Timothy D. Searchinger is a Research Scholar at Princeton University. Although trained as a lawyer, his work today combines ecology, agronomy and economics to analyze the challenge of how to feed a growing world population while reducing greenhouse gas emissions from agriculture. He is the lead author of a series of reports, including a new synthesis, by the World Resources Institute, the World Bank and UN agencies on how to meet global food needs in 2050 while reducing greenhouse gas emissions titled Creating a Sustainable Food Future https://www.wri.org/our-work/project/world-resources-report/world-resou…. Searchinger was the lead author of two papers in Science in 2008 and 2009 offering the first calculations of the greenhouse gas emissions associated with land use change due to biofuels, and describing a broader error for bioenergy generally in the accounting rules for the Kyoto Protocol and many national laws. A recent paper in Nature proposes a new "Carbon Benefits Index" for evaluating the climate consequences of land use change.
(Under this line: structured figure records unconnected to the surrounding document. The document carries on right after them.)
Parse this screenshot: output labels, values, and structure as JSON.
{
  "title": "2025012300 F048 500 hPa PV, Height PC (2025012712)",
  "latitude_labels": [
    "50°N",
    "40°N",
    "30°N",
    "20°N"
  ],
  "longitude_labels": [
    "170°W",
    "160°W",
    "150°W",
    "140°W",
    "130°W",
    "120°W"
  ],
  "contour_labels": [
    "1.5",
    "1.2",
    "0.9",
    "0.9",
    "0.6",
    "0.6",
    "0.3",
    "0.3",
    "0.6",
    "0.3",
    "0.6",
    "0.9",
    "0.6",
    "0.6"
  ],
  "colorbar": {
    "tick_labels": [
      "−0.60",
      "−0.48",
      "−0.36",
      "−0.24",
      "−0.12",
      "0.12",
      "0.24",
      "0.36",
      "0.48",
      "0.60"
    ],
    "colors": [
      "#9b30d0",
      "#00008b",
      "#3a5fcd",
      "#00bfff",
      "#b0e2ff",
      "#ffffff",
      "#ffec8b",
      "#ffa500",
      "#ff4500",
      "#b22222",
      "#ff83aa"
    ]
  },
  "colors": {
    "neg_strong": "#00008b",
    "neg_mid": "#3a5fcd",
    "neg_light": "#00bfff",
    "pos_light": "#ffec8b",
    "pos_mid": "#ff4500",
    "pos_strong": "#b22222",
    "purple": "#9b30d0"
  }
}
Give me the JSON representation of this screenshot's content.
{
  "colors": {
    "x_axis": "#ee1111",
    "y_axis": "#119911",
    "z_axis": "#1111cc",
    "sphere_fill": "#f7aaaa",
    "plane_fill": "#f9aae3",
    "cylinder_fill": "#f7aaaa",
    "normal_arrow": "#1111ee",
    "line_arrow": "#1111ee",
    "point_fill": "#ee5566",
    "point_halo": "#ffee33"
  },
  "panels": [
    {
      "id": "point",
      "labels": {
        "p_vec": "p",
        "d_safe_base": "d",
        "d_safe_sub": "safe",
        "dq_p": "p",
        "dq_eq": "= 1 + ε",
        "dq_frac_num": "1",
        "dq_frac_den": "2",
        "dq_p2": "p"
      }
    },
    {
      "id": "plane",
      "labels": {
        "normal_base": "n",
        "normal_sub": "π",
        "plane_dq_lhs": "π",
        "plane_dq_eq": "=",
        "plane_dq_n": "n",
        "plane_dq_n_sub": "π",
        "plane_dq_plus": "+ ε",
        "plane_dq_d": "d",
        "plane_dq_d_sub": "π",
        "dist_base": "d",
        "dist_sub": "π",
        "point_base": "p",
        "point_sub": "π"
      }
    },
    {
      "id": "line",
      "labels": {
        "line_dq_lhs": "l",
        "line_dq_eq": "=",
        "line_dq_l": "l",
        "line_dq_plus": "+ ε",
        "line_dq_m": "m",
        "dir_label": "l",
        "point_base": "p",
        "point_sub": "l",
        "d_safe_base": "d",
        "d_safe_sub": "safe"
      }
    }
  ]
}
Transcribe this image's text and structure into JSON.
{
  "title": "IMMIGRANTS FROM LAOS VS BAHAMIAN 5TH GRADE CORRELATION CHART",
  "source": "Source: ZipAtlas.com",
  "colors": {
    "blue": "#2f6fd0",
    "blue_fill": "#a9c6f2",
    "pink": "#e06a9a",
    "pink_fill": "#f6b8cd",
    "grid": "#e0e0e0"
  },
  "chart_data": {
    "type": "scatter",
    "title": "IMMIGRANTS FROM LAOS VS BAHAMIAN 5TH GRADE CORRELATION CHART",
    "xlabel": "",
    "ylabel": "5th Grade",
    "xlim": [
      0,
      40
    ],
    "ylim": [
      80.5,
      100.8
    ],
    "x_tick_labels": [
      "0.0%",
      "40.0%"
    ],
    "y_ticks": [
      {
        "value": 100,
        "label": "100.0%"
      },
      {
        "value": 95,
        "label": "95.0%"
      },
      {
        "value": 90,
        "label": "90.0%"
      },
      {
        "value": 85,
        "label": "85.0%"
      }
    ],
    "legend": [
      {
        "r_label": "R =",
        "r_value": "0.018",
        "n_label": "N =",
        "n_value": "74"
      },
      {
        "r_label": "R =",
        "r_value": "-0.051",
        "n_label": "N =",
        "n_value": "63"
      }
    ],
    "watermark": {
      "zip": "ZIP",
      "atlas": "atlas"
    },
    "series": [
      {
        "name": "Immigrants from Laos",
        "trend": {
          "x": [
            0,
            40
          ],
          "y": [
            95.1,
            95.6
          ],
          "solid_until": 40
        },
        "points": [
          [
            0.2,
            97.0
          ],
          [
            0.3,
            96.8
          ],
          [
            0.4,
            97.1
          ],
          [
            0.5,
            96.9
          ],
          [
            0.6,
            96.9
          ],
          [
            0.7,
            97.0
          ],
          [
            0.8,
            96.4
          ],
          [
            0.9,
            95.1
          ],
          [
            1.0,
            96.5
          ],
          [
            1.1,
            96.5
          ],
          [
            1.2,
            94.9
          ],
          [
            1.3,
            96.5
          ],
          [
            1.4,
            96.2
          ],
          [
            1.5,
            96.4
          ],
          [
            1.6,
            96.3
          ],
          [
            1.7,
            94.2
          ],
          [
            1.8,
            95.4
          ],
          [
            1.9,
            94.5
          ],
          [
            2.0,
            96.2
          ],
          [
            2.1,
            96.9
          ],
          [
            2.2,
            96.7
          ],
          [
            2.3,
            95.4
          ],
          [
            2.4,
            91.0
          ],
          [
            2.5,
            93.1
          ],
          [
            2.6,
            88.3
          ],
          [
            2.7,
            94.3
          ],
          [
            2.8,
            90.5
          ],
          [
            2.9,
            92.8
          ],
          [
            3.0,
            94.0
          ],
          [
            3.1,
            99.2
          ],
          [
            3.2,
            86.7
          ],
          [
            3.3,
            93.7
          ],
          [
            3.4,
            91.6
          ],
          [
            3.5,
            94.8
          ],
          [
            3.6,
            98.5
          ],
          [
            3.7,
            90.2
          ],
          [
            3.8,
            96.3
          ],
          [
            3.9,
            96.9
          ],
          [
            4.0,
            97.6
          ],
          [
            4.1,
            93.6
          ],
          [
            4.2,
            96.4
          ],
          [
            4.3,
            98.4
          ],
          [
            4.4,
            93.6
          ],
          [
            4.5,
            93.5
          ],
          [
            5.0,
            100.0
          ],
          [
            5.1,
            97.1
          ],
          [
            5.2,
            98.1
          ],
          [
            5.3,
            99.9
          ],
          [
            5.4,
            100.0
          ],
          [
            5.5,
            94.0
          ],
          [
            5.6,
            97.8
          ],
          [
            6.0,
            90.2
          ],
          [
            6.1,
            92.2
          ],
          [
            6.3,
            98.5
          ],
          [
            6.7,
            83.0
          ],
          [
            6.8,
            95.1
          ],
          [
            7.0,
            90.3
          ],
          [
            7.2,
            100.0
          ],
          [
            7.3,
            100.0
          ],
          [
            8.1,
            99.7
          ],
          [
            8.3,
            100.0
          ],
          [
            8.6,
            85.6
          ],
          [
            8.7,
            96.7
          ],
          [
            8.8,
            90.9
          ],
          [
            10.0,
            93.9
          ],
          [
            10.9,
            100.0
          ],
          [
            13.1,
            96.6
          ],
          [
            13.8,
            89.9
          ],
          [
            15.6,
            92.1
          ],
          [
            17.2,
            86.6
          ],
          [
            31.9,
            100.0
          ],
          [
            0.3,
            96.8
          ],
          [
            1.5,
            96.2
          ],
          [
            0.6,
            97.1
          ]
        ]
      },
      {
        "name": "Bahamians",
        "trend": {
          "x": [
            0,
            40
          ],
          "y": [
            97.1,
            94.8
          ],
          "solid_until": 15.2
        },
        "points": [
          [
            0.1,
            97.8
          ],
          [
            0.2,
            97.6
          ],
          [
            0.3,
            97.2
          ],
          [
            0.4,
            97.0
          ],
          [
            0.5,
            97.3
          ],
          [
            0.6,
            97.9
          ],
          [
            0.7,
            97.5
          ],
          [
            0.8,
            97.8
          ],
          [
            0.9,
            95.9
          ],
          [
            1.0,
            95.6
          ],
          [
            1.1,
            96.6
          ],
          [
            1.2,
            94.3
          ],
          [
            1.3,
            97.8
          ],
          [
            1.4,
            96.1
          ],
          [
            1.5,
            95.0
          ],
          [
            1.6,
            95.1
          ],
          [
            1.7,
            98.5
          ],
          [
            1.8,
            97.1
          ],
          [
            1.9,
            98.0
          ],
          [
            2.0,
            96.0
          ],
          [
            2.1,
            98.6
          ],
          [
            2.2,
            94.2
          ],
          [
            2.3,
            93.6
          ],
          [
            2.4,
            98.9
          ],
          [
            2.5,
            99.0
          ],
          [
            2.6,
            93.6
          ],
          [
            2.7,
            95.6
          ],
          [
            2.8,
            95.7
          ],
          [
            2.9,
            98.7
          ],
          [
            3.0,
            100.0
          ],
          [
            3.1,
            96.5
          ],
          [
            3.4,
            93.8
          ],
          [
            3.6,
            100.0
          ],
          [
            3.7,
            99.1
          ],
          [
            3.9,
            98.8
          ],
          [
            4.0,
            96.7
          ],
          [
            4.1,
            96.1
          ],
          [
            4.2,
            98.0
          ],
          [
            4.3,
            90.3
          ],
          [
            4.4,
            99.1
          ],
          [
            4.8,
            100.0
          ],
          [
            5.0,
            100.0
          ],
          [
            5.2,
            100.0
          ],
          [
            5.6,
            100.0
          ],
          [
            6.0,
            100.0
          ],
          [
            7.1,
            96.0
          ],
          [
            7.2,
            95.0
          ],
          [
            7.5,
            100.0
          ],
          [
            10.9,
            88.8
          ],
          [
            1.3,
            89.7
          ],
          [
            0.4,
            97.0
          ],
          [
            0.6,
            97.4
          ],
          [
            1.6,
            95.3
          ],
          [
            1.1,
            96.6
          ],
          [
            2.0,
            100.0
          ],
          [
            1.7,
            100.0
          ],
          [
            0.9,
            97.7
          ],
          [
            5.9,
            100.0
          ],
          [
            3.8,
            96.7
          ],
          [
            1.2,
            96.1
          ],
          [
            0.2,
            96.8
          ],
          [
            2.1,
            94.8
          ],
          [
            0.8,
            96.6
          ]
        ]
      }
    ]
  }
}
He has also directed projects in Rwanda, Zambia, Colombia and Vietnam assessing opportunities to improve livestock production and reduce emissions. Searchinger has also worked at the Environmental Defense Fund, been a consultant to the World Bank, a Senior Fellow of the Law and Environmental Policy Institute at Georgetown University Law Center, a fellow at the Smith School at Oxford University, a Deputy General Counsel to Governor Robert P. Casey of Pennsylvania and a law clerk to Judge Edward Becker of the U.S. Court of Appeals for the Third Circuit.  He is a graduate, summa cum laude, of Amherst College and holds a J.D. from Yale Law School where he was Senior Editor of the Yale Law Journal.